25 April 2010

Les aventures extraordinaires d'Adèle Blanc-Sec



...by Luc Besson is a film built on the cartoons (Bande-dessinée) by Jacques Tardi (not Tati!).
It's a series of cartoons where the main title is 'Les aventures....' or 'The extraordinary adventures of...' completed with subtitles ('Adèle et la bête'; 'Le demon de la Tour Eiffel' etc.).
I (Gunnar) haven't read the cartoons and neither have Aurore. However she knew about their existence - I didn't.
These cartoons about Adèle, was written between 1976 and 2007.
Adèle is somewhat more robust physically in the BD:s compared to the actress Louise Bourgoin, something Tardi had mentioned when also stating that Bourgoin was prettier than his heroine.

Adèle is an adventurous woman, having her opposite among men in Indiana Jones.
She is a novellist but goes on to become an investigative journalist being somewhat of an expert in archeology and many other specialities, to some extent a unversal genius.
The reason for her to become an investigative journalist is that she, through her adventures, stumbles over mysterious events, including corruption and other 'anomalies' and thus she becomes eager to reveal the truth.
In this case she is looking for a remedy for her sister who is dead! Brain-dead anyway.
In the middle of the film we get to know that her death was caused by an accident on the tennis court when the two sisters played against each other. Her sister fell on a hair pin that penetrated her brain.
Adèle takes on the responsibility for this accident and subsequently does everything she possibly can, in order to save her sister.
The 'remedy' is a mummy who is said to have been the doctor of one of the most influential pharaohs and she sets off to find this mummy and bring it back to Paris where she knows of a specialist who might be able bringing the mummy to live.
Of course she encounters different adventures and not least Dieuleveult (Mathieu Amalric), an egyptian who tries to stop her from taking the mummy, including trying to kill her.

Before this film was made, Tardi was sceptical in letting someone adapt his BD:s for the screen but obviously he accepted Besson as the latter himself is a great fan of BD and furthermore Tardi seemed to like the œuvres of Besson, whereby it became a film after all.

The story takes place in the Paris of the 1920's and not least in the Louvre and other museums.
One decade earlier La Gioconda was stolen by an Italian employee at the Louvre, because he thought that it belonged to Italy, not France. He kept it in his appartment for two years, before it was discovered.
In this film a mummy (in Egypt) and a bird (at the Natural Historic Museum) are stolen (or rather escapes in the case of the bird), the bird being a terradactyl (pterodactylus), both dead since long but as Adèle once say in the film: "Death is the only path to birth".
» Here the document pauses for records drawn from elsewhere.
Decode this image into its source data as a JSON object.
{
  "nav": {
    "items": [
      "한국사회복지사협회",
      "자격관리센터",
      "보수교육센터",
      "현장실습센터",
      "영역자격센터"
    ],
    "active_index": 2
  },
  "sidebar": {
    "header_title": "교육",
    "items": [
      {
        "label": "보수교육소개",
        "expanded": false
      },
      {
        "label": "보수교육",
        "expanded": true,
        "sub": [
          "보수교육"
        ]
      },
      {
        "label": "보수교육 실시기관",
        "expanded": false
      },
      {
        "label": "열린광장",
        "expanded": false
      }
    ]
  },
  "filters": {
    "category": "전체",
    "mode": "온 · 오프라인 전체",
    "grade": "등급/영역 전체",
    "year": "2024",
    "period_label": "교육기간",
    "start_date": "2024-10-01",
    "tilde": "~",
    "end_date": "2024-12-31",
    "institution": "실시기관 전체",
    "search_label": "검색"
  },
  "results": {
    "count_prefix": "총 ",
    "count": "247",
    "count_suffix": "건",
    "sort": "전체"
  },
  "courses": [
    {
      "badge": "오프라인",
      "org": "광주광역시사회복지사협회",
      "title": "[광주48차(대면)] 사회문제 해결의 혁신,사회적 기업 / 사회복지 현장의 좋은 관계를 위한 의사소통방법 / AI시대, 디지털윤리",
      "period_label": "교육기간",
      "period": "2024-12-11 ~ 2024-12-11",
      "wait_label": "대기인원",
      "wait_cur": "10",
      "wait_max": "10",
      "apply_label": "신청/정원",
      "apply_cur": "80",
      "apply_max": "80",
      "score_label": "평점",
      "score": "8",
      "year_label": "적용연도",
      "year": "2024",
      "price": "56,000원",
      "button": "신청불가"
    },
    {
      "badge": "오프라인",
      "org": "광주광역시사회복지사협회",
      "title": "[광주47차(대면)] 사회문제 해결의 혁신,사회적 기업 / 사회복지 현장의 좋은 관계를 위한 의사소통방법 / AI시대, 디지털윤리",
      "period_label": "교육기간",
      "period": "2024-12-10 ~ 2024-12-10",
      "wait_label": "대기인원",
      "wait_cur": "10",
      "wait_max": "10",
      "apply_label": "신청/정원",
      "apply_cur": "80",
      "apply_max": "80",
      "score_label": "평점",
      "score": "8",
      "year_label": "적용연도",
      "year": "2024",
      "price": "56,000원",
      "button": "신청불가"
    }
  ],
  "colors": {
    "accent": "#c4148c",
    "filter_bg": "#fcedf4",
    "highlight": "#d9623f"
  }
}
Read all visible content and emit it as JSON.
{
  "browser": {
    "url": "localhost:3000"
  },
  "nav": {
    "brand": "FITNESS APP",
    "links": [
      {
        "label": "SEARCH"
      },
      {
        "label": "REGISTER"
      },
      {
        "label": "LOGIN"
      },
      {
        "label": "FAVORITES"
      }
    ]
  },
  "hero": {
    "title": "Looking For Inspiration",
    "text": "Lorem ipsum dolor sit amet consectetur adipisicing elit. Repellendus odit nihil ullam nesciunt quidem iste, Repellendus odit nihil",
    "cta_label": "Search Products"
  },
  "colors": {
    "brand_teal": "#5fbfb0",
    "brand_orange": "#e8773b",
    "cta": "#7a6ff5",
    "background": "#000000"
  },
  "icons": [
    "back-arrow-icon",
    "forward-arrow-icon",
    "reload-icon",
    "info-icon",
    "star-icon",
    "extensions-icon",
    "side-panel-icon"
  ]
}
We found the film being very charming containing both humour and trails of 'classic'adventure-films but I can't say it was an extraordinary experience.
The jokes about mummies who scare people when appearing in public (asking for the way to a museum) felt somewhat dated.
On the other hand there was a scene in which Adèle tries to get access to the professor when he has been imprisoned, sentenced to death, and that one is quite amusing. She uses different disguises but is again and again exposed.
The characters we get to meet (the Egyptian, the professor, the polices and not least the mummimes) were however rather 'special'.
I wonder though if not the characters in the books are even more specific.
The masks and make up was extremely well done and Mathieu Amalric was totally unrecoginzable.
The special effects were not impressive but on the other hand, today one expect more and more when it comes to this technical side. However I'm seldom impressed by the technical achievements in films and it's far from the most interesting part of a film.
We'll see if there will be more films made about Adèle and her adventures. I wouldn' mind, even though I'm not overwhelmed by this first (and last?) one.